[Zope-dev] Searching/Indexing/ZODB/SQL/BerkleyDB

Chris Withers chrisw@nipltd.com
Wed, 28 Nov 2001 14:37:57 +0000


Casey Duncan wrote:
> 
> > > I would be willing to help both in coding and getting the code put into
> > > the Zope core.
> >
> > <raises hand> me too!

Me three! :-)

Just to put my take on all of this...

As some of you may know, I've been looking at indexign for a while now in one
way or another...

> > I'm interested in this too, and I'm keen to get a solution that will
> > work with just the ZODB, without needing all of Zope.
> 
> Yes, I second, third and forth that motion. I have a bunch of ideas kicking
> around for ZODB-level indexing. Let's talk more. 
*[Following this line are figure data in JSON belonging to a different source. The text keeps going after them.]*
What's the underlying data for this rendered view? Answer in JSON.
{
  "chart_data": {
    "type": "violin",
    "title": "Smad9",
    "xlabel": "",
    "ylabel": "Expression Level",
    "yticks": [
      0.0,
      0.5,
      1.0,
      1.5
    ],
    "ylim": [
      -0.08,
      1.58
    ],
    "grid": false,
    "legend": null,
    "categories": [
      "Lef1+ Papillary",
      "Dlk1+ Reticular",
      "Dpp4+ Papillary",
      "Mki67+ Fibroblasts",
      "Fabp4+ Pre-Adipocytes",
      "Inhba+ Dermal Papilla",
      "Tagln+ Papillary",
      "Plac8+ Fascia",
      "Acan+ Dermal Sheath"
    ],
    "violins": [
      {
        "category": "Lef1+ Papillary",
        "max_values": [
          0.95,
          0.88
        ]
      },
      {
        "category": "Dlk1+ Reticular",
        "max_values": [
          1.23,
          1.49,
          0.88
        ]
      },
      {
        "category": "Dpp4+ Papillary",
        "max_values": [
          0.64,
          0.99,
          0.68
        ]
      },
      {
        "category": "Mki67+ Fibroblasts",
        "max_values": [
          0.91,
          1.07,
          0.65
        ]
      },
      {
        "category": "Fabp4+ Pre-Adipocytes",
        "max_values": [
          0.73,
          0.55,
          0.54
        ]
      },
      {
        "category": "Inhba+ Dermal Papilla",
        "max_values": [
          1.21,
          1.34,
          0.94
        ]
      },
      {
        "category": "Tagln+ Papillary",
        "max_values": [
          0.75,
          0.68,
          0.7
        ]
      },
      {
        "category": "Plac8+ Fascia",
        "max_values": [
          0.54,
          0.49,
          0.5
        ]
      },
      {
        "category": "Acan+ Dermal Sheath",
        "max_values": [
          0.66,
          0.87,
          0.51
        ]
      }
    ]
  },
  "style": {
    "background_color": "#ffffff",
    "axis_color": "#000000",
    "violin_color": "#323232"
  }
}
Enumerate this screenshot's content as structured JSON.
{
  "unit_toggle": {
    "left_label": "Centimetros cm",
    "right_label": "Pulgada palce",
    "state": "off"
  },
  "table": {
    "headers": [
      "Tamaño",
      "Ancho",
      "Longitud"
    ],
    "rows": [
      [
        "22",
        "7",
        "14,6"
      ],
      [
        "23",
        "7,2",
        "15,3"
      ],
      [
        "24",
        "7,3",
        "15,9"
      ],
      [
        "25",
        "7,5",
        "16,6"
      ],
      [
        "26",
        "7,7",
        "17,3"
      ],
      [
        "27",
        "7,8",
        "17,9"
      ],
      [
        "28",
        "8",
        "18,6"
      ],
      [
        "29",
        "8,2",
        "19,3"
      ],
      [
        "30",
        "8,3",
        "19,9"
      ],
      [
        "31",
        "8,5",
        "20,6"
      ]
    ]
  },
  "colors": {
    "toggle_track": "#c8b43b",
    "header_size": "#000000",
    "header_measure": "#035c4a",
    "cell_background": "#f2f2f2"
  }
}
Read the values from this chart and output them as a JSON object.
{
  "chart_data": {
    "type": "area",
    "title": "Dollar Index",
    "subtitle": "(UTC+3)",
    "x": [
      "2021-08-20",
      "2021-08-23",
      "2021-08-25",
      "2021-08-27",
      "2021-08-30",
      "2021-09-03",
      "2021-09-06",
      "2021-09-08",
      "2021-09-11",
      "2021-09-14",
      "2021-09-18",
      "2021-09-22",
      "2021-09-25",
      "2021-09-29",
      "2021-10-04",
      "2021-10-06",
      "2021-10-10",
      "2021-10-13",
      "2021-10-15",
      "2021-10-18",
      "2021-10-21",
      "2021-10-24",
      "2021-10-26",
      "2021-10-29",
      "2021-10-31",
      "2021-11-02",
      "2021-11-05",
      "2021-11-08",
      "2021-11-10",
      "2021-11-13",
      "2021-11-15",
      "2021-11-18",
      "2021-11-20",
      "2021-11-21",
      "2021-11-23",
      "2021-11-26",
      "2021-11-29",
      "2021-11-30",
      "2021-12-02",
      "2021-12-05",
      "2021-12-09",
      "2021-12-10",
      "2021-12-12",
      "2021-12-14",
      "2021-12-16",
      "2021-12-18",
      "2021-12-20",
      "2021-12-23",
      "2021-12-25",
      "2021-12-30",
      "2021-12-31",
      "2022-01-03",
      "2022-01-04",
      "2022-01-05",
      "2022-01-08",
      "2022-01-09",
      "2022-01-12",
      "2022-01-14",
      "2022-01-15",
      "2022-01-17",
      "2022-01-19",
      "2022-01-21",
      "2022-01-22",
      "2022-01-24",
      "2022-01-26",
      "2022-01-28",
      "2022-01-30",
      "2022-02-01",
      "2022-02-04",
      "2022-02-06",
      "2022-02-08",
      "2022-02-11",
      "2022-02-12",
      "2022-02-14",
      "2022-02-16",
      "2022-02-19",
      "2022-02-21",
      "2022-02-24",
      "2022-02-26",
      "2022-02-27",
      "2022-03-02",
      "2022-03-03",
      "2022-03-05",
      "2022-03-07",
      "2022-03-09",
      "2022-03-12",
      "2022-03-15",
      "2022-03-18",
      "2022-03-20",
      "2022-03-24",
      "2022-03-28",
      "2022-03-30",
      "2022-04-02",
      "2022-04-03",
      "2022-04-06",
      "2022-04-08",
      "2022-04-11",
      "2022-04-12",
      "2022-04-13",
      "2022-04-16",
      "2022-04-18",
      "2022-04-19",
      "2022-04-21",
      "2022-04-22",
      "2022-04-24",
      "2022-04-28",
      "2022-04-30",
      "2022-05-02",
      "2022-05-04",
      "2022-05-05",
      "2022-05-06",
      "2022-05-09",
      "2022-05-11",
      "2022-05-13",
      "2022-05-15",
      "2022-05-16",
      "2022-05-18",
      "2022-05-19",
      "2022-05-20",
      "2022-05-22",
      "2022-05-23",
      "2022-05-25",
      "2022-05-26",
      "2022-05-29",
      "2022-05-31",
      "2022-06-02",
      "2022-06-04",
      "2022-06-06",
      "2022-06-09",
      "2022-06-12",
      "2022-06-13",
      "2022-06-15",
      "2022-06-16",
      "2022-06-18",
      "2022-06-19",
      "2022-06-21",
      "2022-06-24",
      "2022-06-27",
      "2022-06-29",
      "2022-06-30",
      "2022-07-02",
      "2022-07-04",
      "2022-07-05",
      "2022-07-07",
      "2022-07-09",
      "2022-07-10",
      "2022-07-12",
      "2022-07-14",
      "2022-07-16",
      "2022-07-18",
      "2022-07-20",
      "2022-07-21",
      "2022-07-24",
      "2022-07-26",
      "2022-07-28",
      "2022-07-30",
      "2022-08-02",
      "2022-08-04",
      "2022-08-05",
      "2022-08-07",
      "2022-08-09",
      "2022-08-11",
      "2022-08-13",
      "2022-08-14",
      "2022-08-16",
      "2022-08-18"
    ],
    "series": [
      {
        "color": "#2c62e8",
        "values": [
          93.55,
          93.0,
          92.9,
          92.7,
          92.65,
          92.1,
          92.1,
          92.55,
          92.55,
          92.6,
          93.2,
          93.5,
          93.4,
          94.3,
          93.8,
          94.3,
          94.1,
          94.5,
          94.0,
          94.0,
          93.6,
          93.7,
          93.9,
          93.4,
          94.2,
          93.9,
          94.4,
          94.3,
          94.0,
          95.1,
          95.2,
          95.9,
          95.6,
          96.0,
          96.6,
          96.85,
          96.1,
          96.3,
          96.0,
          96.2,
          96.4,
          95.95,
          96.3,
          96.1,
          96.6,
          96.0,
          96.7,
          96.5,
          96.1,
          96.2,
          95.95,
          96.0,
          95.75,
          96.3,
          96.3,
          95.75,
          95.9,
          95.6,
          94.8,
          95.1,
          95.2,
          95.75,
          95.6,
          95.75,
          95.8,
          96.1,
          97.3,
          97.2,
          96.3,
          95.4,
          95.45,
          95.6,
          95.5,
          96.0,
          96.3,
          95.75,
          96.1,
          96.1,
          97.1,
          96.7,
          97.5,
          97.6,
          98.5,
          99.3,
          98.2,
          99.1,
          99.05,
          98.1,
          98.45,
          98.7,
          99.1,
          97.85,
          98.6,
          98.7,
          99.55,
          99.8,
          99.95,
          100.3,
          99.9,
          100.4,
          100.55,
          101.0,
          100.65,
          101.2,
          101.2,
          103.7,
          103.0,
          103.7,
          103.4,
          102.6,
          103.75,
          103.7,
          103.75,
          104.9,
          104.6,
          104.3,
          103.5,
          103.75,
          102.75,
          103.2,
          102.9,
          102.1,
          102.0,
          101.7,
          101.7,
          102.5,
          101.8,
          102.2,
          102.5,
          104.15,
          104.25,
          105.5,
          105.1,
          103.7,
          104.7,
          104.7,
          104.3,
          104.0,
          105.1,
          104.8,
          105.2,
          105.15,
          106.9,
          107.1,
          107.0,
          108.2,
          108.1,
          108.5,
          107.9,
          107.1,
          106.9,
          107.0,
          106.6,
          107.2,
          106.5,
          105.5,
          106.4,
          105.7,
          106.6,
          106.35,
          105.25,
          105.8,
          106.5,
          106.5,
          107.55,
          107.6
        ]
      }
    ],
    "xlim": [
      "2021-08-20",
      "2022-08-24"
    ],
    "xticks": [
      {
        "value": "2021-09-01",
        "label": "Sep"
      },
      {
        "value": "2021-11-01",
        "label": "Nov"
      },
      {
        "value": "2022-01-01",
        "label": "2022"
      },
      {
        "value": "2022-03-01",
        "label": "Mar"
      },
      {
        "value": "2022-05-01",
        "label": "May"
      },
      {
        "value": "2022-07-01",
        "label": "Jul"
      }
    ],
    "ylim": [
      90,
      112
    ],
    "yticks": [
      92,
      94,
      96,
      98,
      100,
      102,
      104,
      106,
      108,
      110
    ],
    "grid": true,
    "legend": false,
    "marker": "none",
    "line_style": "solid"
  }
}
I don't believe this is a good idea anymore, especially if you get into any kind
of amount of data.
ZODB simple doesn't seem to scale to indexing very well. You all have no doubt
experienced this with ZCatalog TextIndexes... I have a more flexible and
pluggable indexer written for ZODB (not only Zope! ;-) but it didn't scale to
anything like I needed :-(

FileStorage goes through RAM at a rate of knots. Jim has a patch for this, but I
haven't had a chance o stress test it yet.
bsddb2Storage currently hammers disk meaning it has worse performance when
indexing than FileStorage ;-)

I'm currently working on a MySQL-based full text indexer with phrase matching,
and potentially wildcards some time soon. For me, once this is cracked,
FieldIndexes and the like are trivial in SQL and I intend to encapsulate the
whole thing in a python class for ease of use. This is what I think might be the
best solution; relational databases to tables well, that's what indexing is all
about: tables.

That said, I wasn't aware of Matt's work up until very recently. I'd love to see
an Indexer that didn't require an RDB (or BerkleyDB :-P) and scaled to GigaBytes
of Data...

> Perhaps we should arrange an
> "indexing and catalog" chat on #zope.

...definitely. When shall we set a time and date?

cheers,

Chris